Our families are a window into why we do many of the things we do today – especially in our relationships. Take a look at the picture on your left. This is my mom, dad, and me. At first glance, you may immediately pick up on the fact that I was tall and my dress was a little too short, LOL. I loved the Alice in Wonderland dress I was wearing. I loved the way it twirled when I turned around. It made me feel like a princess. At this point, it was too short for me, and my mom would try to hide it, but she was not successful because I always managed to wrangle it from the “donation bag” before she had an opportunity to take it to GoodWill. Sounds like your typical seven year old right?
Besides that, what do you see when you look at this picture? It looks like a happy, nuclear family doesn’t it? The people in this picture, like all humans have flaws. While my parents were amazing, I witnessed many things a child should never hear or see. When you are emotionally healthy, you can take a look at your parents and identify both positive and negative traits in them. If there was toxicity present, you can name it, and do the work towards healing your past. When you have co-dependent traits, you have trouble seeing things the way they really are and will tend to distort reality to make your adult self feel more comfortable with the pain you saw and experienced as a child. For example, you will find yourself saying things like, “It wasn’t all that bad. I had a great family. They just didn’t know any better. They were doing the best they could.” Additionally, you may highlight all the positive things from your childhood and block out the negative aspects. As long as you do that, you will delay your healing and ultimately delay the enjoyment of having a healthy, mutually satisfying relationship.
On the positive end of things, my mom was chic and stylish. She knew how to pair her clothing with the right scarf and bag. She could glide in a pair of high heels in a way that made men swoon and could give any supermodel a run for their money. Additionally, my mom was patient with me, silly, my biggest cheerleader, an excellent cook, loved to take long drives while listening to music in her car and taking long walks to the store in the rain. Like her, I am patient with my children, silly, my children’s biggest cheerleader and I love to take long drives and listen to music in my car. Unlike her, I am sugar and think I will meet in the rain (at least that’s what she used to say) and I did not get that fashion sense at all (depending on the size of the heel, I look like a baby giraffe who just learned how to walk).
My dad was analytical, funny, an amazing baker, loved science, could create beautiful masterpieces with bold acrylics on a canvas, build things like cars, houses, and model planes with his hands, and sing loudly in the basement with his earphones and favorite records.
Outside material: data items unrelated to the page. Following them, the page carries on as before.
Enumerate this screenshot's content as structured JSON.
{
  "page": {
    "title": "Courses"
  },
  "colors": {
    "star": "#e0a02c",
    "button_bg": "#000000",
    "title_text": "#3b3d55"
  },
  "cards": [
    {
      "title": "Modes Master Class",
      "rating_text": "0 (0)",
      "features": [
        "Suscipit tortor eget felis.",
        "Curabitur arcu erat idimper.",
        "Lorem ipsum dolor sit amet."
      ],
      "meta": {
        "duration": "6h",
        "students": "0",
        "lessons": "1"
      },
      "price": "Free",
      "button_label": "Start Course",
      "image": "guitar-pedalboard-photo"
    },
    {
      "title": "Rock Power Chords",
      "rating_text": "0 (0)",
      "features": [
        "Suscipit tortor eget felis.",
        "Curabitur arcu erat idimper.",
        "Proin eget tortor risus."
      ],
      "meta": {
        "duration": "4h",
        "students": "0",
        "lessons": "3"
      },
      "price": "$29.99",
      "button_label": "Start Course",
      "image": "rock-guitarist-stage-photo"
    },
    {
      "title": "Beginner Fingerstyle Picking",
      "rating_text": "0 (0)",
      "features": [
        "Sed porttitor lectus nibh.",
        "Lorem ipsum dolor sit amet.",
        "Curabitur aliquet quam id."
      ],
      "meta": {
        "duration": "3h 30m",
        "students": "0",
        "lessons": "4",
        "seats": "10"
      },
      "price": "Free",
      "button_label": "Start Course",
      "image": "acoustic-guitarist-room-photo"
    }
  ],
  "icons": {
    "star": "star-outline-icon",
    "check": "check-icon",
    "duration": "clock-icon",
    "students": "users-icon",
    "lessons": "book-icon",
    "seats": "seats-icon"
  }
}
Like him, I ask a LOT of questions and have to know the “whys” about things. I love to bake cookies, cakes, and pies (oh, my!). I majored in Chemistry my first year of college, feel at peace decorating cakes, love to master the art of building things with my hands, and I love, love, love to sing loudly in the house and the car. My children do not appreciate that one, LOL.
On the negative end of things, they both had compulsive behaviors they developed to help them cope with life. My dad smoked a pack of cigarettes daily, dabbled in the use of illicit drugs, cheated on my mom with many women, and abused her physically and emotionally.
My mom compulsively smoked a pack of cigarettes a day, could be distant at times, worried aloud about money all the time, and did not take the best care of herself despite having a medical condition.
Growing up, I promised myself that I would not do the things I saw them doing. You may have made a similar promise to yourself. Like me, have you noticed that you do NOT do the things they did, but you do other things to try to bring comfort and make sense of your world? What are your compulsions? I do not smoke or drink in excess but I used food to comfort me. I started engaging in risky sexual behaviors as a teenager and young woman to try to find the love I thought was missing. Throughout my life, despite how much or how little money I made, I have worried about money and how I would make ends meet. Finally, I have survived horrific forms of abuse throughout my life. This is one of the compulsions that has been the most pervasive.
I promised myself when I was a little girl, that I would never end up with a man like my dad. I did…over and over again.
If you took a hard look at your mom and dad, would you be able to freely admit their positive and negative traits? To take it deeper, how have those traits, both positive and negative, affected you and your relationships today?
If you find it difficult to move forward and have healthy relationships, it may be because you need to go back and take a deep dive into your past and heal the traumas you went through in your childhood. Look at your parents with a different viewpoint. Celebrate their strengths, name their weaknesses, and identify those patterns in your own life. When you do this, you will take the first step in having those mutually satisfying relationships you’ve always dreamed about.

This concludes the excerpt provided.